Dear Hubby provided the appropriate praise, then asked, “So now what are you going to do with your time?”

Out with the old, in with the new.

In terms of writing, I will go back to the manuscripts I have edited to a thin inch.  They have sat in their dark manila envelopes waiting for the moment to wow me again.  After the rush of NaNo, I should be able to look at them with a fresh perspective. 

In terms of my life, I shall work on giving my house a much-needed facelift.  My NaNoBuddies laugh at me because my closets are always in need of a good reorganization.  We have confirmation coming up in a few months and I shall be prepared.  Okay, I might be lying about that, as I seem to thrive on procrastination and last-minute deadlines, but a girl can always dream…

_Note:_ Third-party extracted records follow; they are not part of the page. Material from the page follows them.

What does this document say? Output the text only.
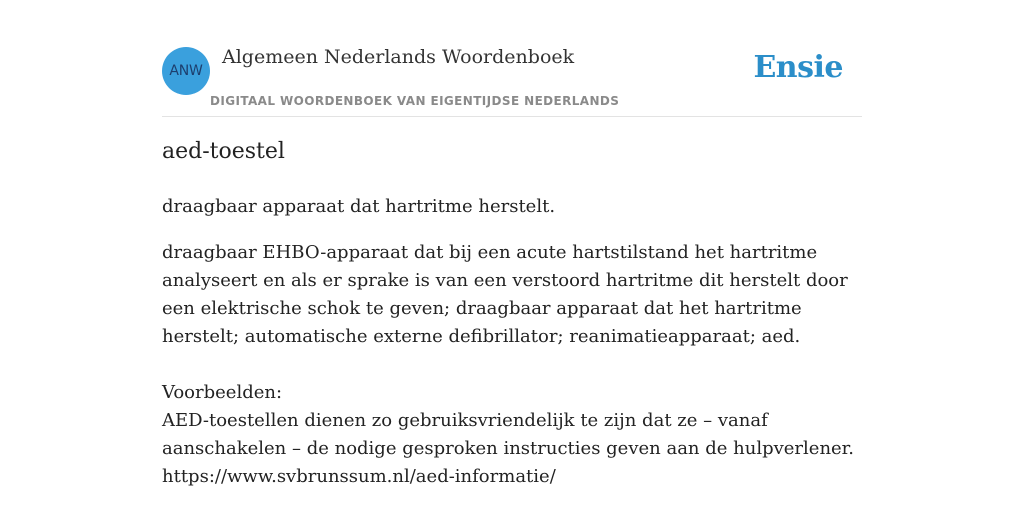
ANW
Algemeen Nederlands Woordenboek
DIGITAAL WOORDENBOEK VAN EIGENTIJDSE NEDERLANDS
Ensie
aed-toestel
draagbaar apparaat dat hartritme herstelt.
draagbaar EHBO-apparaat dat bij een acute hartstilstand het hartritme analyseert en als er sprake is van een verstoord hartritme dit herstelt door een elektrische schok te geven; draagbaar apparaat dat het hartritme herstelt; automatische externe defibrillator; reanimatieapparaat; aed.
Voorbeelden:
AED-toestellen dienen zo gebruiksvriendelijk te zijn dat ze – vanaf aanschakelen – de nodige gesproken instructies geven aan de hulpverlener.
https://www.svbrunssum.nl/aed-informatie/
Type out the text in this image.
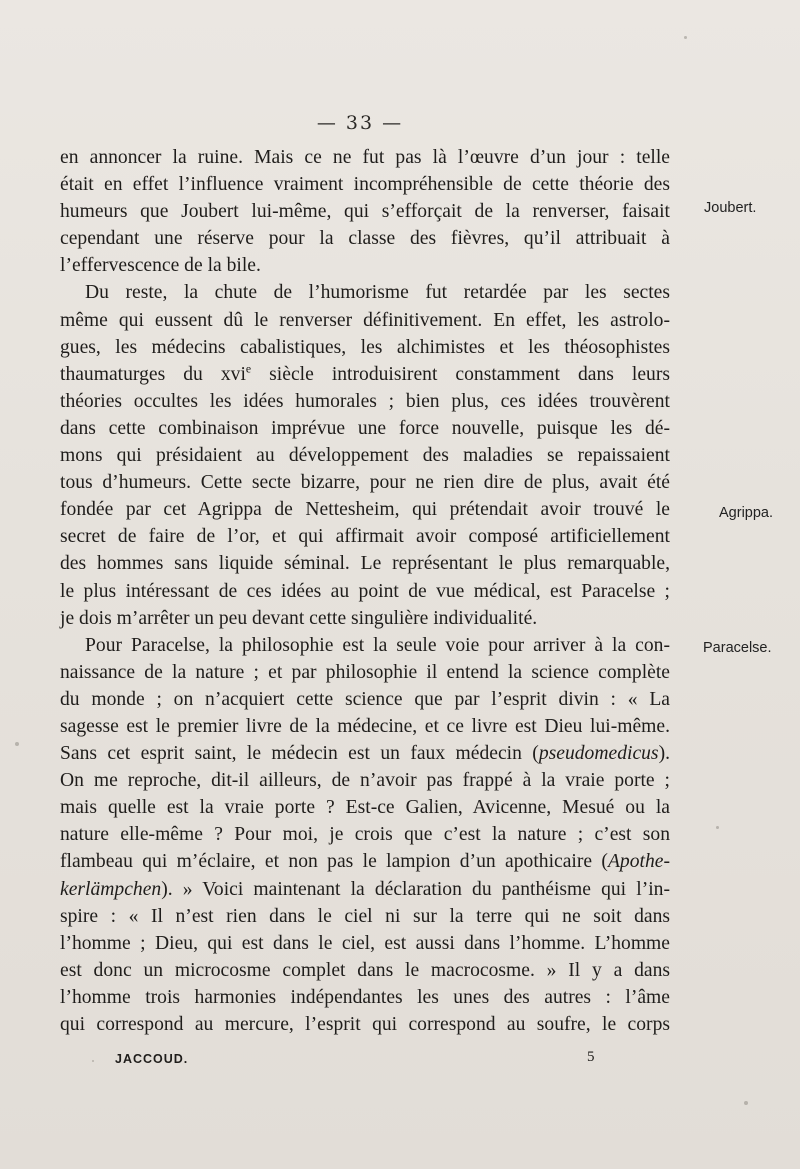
— 33 —
en annoncer la ruine. Mais ce ne fut pas là l’œuvre d’un jour : telle
était en effet l’influence vraiment incompréhensible de cette théorie des
humeurs que Joubert lui-même, qui s’efforçait de la renverser, faisait
cependant une réserve pour la classe des fièvres, qu’il attribuait à
l’effervescence de la bile.
Du reste, la chute de l’humorisme fut retardée par les sectes
même qui eussent dû le renverser définitivement. En effet, les astrolo-
gues, les médecins cabalistiques, les alchimistes et les théosophistes
thaumaturges du xvi$^e$ siècle introduisirent constamment dans leurs
théories occultes les idées humorales ; bien plus, ces idées trouvèrent
dans cette combinaison imprévue une force nouvelle, puisque les dé-
mons qui présidaient au développement des maladies se repaissaient
tous d’humeurs. Cette secte bizarre, pour ne rien dire de plus, avait été
fondée par cet Agrippa de Nettesheim, qui prétendait avoir trouvé le
secret de faire de l’or, et qui affirmait avoir composé artificiellement
des hommes sans liquide séminal. Le représentant le plus remarquable,
le plus intéressant de ces idées au point de vue médical, est Paracelse ;
je dois m’arrêter un peu devant cette singulière individualité.
Pour Paracelse, la philosophie est la seule voie pour arriver à la con-
naissance de la nature ; et par philosophie il entend la science complète
du monde ; on n’acquiert cette science que par l’esprit divin : « La
sagesse est le premier livre de la médecine, et ce livre est Dieu lui-même.
Sans cet esprit saint, le médecin est un faux médecin (pseudomedicus).
On me reproche, dit-il ailleurs, de n’avoir pas frappé à la vraie porte ;
mais quelle est la vraie porte ? Est-ce Galien, Avicenne, Mesué ou la
nature elle-même ? Pour moi, je crois que c’est la nature ; c’est son
flambeau qui m’éclaire, et non pas le lampion d’un apothicaire (Apothe-
kerlämpchen). » Voici maintenant la déclaration du panthéisme qui l’in-
spire : « Il n’est rien dans le ciel ni sur la terre qui ne soit dans
l’homme ; Dieu, qui est dans le ciel, est aussi dans l’homme. L’homme
est donc un microcosme complet dans le macrocosme. » Il y a dans
l’homme trois harmonies indépendantes les unes des autres : l’âme
qui correspond au mercure, l’esprit qui correspond au soufre, le corps
Joubert.
Agrippa.
Paracelse.
JACCOUD.	5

Professionally, I have some tough choices to make.  Lately the discussion around the house has been, “So, what does a writer make?”  “So, what types of things can you do as a writer?”

Juvenile fiction will be my reigning triumph as a writer.  However, there is still a solid market out there for freelance writing.  Columns, articles, projects, etc….  If one is hungry enough. 

I’m beginning to feel the pangs. 

I love writing.  All kinds of writing.  So why do I have such a narrow focus on reaching my goals?  Does freelancing diminish my dreams of writing juvenile fiction, or will it enhance them?  The question definitely deserves serious consideration.

In a recent article I read by an editor, but didn’t retain pertinent info in my gray matter for a proper quote, said something like this: don’t dismiss outside markets as a way to break in. 

In the world of technology our words can be found everywhere.  Blogs, comments, chats, tweets, ezines, websites….  The list is endless.  The opportunities are limitless. 

I am thrilled to have finished another manuscript–my first totally completed, very rough draft of a Young Adult novel.   It can join the stable of manuscripts in various stages of polishing while I work on my game plan. 

From now on, my literary year shall begin on December 1st.  Finishing a major writing project seems like the perfect time to start anew.